Klingon for the Galactic Traveler
- Author: Marc Okrand
- Language: English/Klingon
- Subject: Science Fiction / Linguistics
- Genre: Non-fiction
- Publisher: Pocket Books
- Publication date: 1997
- Publication place: United States
- Media type: Print (Paperback)
- Pages: 272 pp.
- ISBN: 0-671-00995-8
- Preceded by: The Klingon Way

= Klingon for the Galactic Traveler =

1997 book written by Marc Okrand

Klingon for the Galactic Traveler (KGT) is the third book written by Marc Okrand about the Klingon language. It was published in 1997.

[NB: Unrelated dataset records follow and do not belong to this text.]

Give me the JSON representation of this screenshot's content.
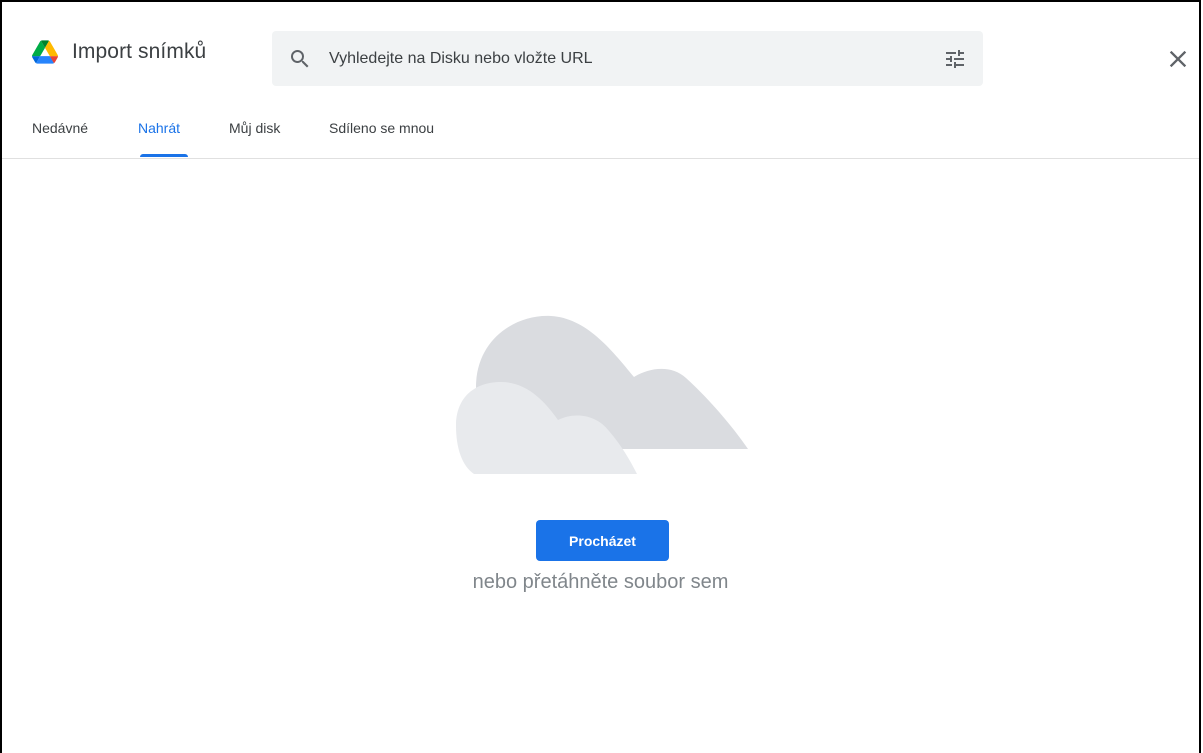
{
  "header": {
    "title": "Import snímků",
    "logo_icon": "google-drive-icon"
  },
  "search": {
    "placeholder": "Vyhledejte na Disku nebo vložte URL",
    "value": "",
    "search_icon": "search-icon",
    "filter_icon": "tune-icon"
  },
  "close_icon": "close-icon",
  "tabs": [
    {
      "label": "Nedávné",
      "active": false
    },
    {
      "label": "Nahrát",
      "active": true
    },
    {
      "label": "Můj disk",
      "active": false
    },
    {
      "label": "Sdíleno se mnou",
      "active": false
    }
  ],
  "upload": {
    "illustration": "clouds-illustration",
    "browse_label": "Procházet",
    "drop_hint": "nebo přetáhněte soubor sem"
  },
  "colors": {
    "accent": "#1a73e8",
    "cloud_back": "#dadce0",
    "cloud_front": "#e8eaed"
  }
}
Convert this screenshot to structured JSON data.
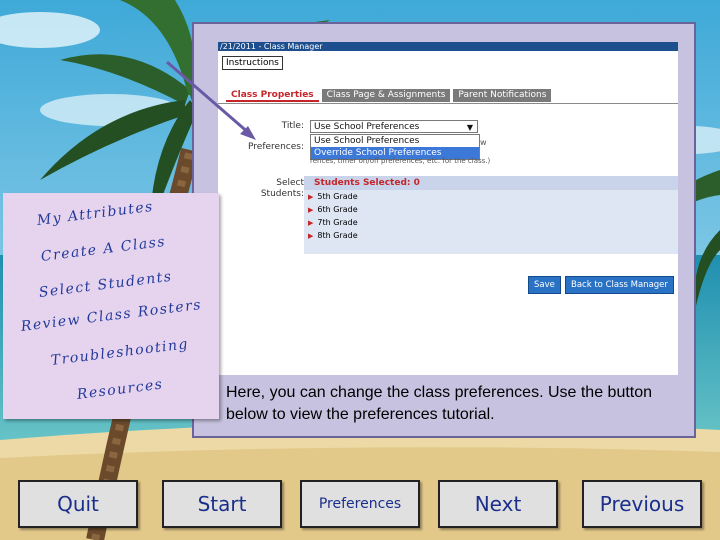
{
  "embedded_screenshot": {
    "title_bar": "/21/2011 - Class Manager",
    "instructions_link": "Instructions",
    "tabs": [
      {
        "label": "Class Properties",
        "active": true
      },
      {
        "label": "Class Page & Assignments",
        "active": false
      },
      {
        "label": "Parent Notifications",
        "active": false
      }
    ],
    "title_label": "Title:",
    "preferences_label": "Preferences:",
    "select_students_label_1": "Select",
    "select_students_label_2": "Students:",
    "title_select_value": "Use School Preferences",
    "dropdown_options": [
      "Use School Preferences",
      "Override School Preferences"
    ],
    "dropdown_selected_index": 1,
    "hint_text": "w",
    "hint_text_2": "rences, timer on/off preferences, etc. for the class.)",
    "students_header": "Students Selected: 0",
    "grades": [
      "5th Grade",
      "6th Grade",
      "7th Grade",
      "8th Grade"
    ],
    "save_button": "Save",
    "back_button": "Back to Class Manager"
  },
  "menu": {
    "items": [
      "My Attributes",
      "Create A Class",
      "Select Students",
      "Review Class Rosters",
      "Troubleshooting",
      "Resources"
    ]
  },
  "caption": "Here, you can change the class preferences.  Use the button below to view the preferences tutorial.",
  "nav": {
    "quit": "Quit",
    "start": "Start",
    "preferences": "Preferences",
    "next": "Next",
    "previous": "Previous"
  },
  "colors": {
    "menu_text": "#233a9a",
    "nav_text": "#1a2e8c",
    "panel_bg": "#c6c2e0",
    "menu_bg": "#e6d4ef",
    "active_tab": "#c4262b",
    "button_blue": "#2a72c4"
  }
}
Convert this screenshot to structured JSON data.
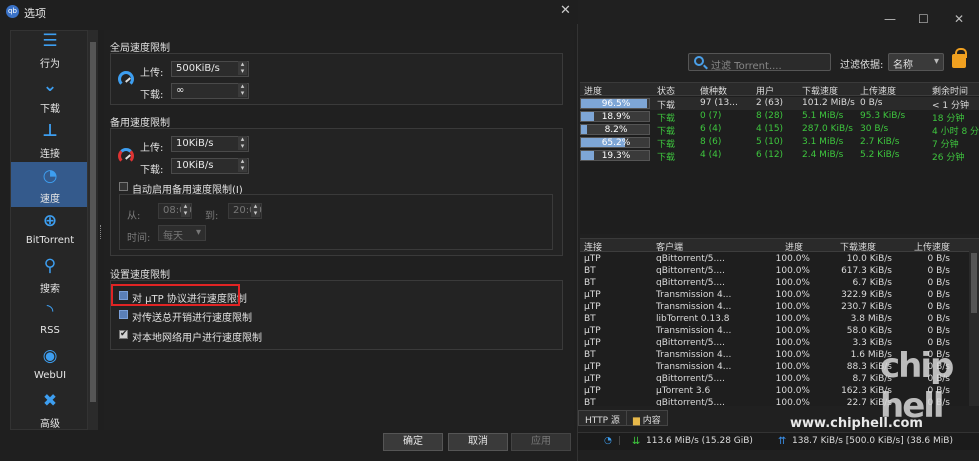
{
  "dialog": {
    "title": "选项",
    "sidebar": [
      {
        "label": "行为",
        "icon": "sliders-icon",
        "glyph": "☰"
      },
      {
        "label": "下载",
        "icon": "download-chevron-icon",
        "glyph": "⌄"
      },
      {
        "label": "连接",
        "icon": "network-icon",
        "glyph": "⊥"
      },
      {
        "label": "速度",
        "icon": "speedometer-icon",
        "glyph": "◔"
      },
      {
        "label": "BitTorrent",
        "icon": "globe-icon",
        "glyph": "⊕"
      },
      {
        "label": "搜索",
        "icon": "search-icon",
        "glyph": "⚲"
      },
      {
        "label": "RSS",
        "icon": "rss-icon",
        "glyph": "◝"
      },
      {
        "label": "WebUI",
        "icon": "webui-icon",
        "glyph": "◉"
      },
      {
        "label": "高级",
        "icon": "wrench-icon",
        "glyph": "✖"
      }
    ],
    "global": {
      "title": "全局速度限制",
      "upload_label": "上传:",
      "upload_value": "500KiB/s",
      "download_label": "下载:",
      "download_value": "∞"
    },
    "alt": {
      "title": "备用速度限制",
      "upload_label": "上传:",
      "upload_value": "10KiB/s",
      "download_label": "下载:",
      "download_value": "10KiB/s",
      "schedule_label": "自动启用备用速度限制(I)",
      "from_label": "从:",
      "from_value": "08:00",
      "to_label": "到:",
      "to_value": "20:00",
      "time_label": "时间:",
      "time_value": "每天"
    },
    "settings": {
      "title": "设置速度限制",
      "utp": "对 µTP 协议进行速度限制",
      "overhead": "对传送总开销进行速度限制",
      "lan": "对本地网络用户进行速度限制"
    },
    "buttons": {
      "ok": "确定",
      "cancel": "取消",
      "apply": "应用"
    }
  },
  "main": {
    "filter_placeholder": "过滤 Torrent....",
    "filter_by_label": "过滤依据:",
    "filter_by_value": "名称",
    "torrent_headers": [
      "进度",
      "状态",
      "做种数",
      "用户",
      "下载速度",
      "上传速度",
      "剩余时间"
    ],
    "torrents": [
      {
        "progress": 96.5,
        "progress_text": "96.5%",
        "status": "下载",
        "seeds": "97 (13...",
        "peers": "2 (63)",
        "dl": "101.2 MiB/s",
        "ul": "0 B/s",
        "eta": "< 1 分钟",
        "highlight": true
      },
      {
        "progress": 18.9,
        "progress_text": "18.9%",
        "status": "下载",
        "seeds": "0 (7)",
        "peers": "8 (28)",
        "dl": "5.1 MiB/s",
        "ul": "95.3 KiB/s",
        "eta": "18 分钟",
        "highlight": false
      },
      {
        "progress": 8.2,
        "progress_text": "8.2%",
        "status": "下载",
        "seeds": "6 (4)",
        "peers": "4 (15)",
        "dl": "287.0 KiB/s",
        "ul": "30 B/s",
        "eta": "4 小时 8 分钟",
        "highlight": false
      },
      {
        "progress": 65.2,
        "progress_text": "65.2%",
        "status": "下载",
        "seeds": "8 (6)",
        "peers": "5 (10)",
        "dl": "3.1 MiB/s",
        "ul": "2.7 KiB/s",
        "eta": "7 分钟",
        "highlight": false
      },
      {
        "progress": 19.3,
        "progress_text": "19.3%",
        "status": "下载",
        "seeds": "4 (4)",
        "peers": "6 (12)",
        "dl": "2.4 MiB/s",
        "ul": "5.2 KiB/s",
        "eta": "26 分钟",
        "highlight": false
      }
    ],
    "peer_headers": [
      "连接",
      "客户端",
      "进度",
      "下载速度",
      "上传速度"
    ],
    "peers": [
      [
        "µTP",
        "qBittorrent/5....",
        "100.0%",
        "10.0 KiB/s",
        "0 B/s"
      ],
      [
        "BT",
        "qBittorrent/5....",
        "100.0%",
        "617.3 KiB/s",
        "0 B/s"
      ],
      [
        "BT",
        "qBittorrent/5....",
        "100.0%",
        "6.7 KiB/s",
        "0 B/s"
      ],
      [
        "µTP",
        "Transmission 4...",
        "100.0%",
        "322.9 KiB/s",
        "0 B/s"
      ],
      [
        "µTP",
        "Transmission 4...",
        "100.0%",
        "230.7 KiB/s",
        "0 B/s"
      ],
      [
        "BT",
        "libTorrent 0.13.8",
        "100.0%",
        "3.8 MiB/s",
        "0 B/s"
      ],
      [
        "µTP",
        "Transmission 4...",
        "100.0%",
        "58.0 KiB/s",
        "0 B/s"
      ],
      [
        "µTP",
        "qBittorrent/5....",
        "100.0%",
        "3.3 KiB/s",
        "0 B/s"
      ],
      [
        "BT",
        "Transmission 4...",
        "100.0%",
        "1.6 MiB/s",
        "0 B/s"
      ],
      [
        "µTP",
        "Transmission 4...",
        "100.0%",
        "88.3 KiB/s",
        "0 B/s"
      ],
      [
        "µTP",
        "qBittorrent/5....",
        "100.0%",
        "8.7 KiB/s",
        "0 B/s"
      ],
      [
        "µTP",
        "µTorrent 3.6",
        "100.0%",
        "162.3 KiB/s",
        "0 B/s"
      ],
      [
        "BT",
        "qBittorrent/5....",
        "100.0%",
        "22.7 KiB/s",
        "0 B/s"
      ]
    ],
    "tabs": {
      "http": "HTTP 源",
      "content": "内容"
    },
    "status": {
      "download": "113.6 MiB/s (15.28 GiB)",
      "upload": "138.7 KiB/s [500.0 KiB/s] (38.6 MiB)"
    },
    "watermark_text": "chip\nhell",
    "watermark_url": "www.chiphell.com"
  }
}
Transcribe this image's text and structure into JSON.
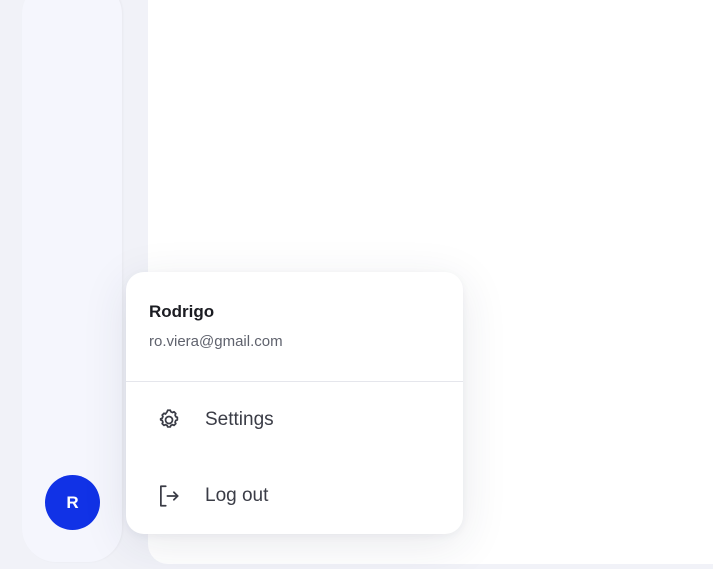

The book represents the second major expansion of the Klingon language.

==Contents==
The book provides information on Klingon sociolinguistics including: regional vocabulary, variation between the speech of younger and older generations, idioms, slang, dialects, and specialized vocabulary relating to food, warfare, the visual arts and music. It contains an addendum to the wordlist appearing in The Klingon Dictionary with expanded definitions and new words. This list includes the new vocabulary items that were first published in The Klingon Way.

Since the publication of The Klingon Dictionary, many new words pertaining to Klingon culture appeared in Star Trek: The Next Generation and Star Trek: Deep Space Nine. Frequently, the Klingon appearing in the shows was inconsistent with the vocabulary, grammar, and pronunciation set out in The Klingon Dictionary (see the Klingon language in Star Trek canon). These discrepancies are explained in Klingon for the Galactic Traveler as being the result of special constructions, archaic forms, or ritual language.

The book explains some points of grammar, like the use of the -neS suffix and apparent inconsistencies in Okrand's earlier work (like non-use of the verb prefix lu- and special variant word order used in toasts).

The book was reviewed in HolQeD, the journal of the Klingon Language Institute.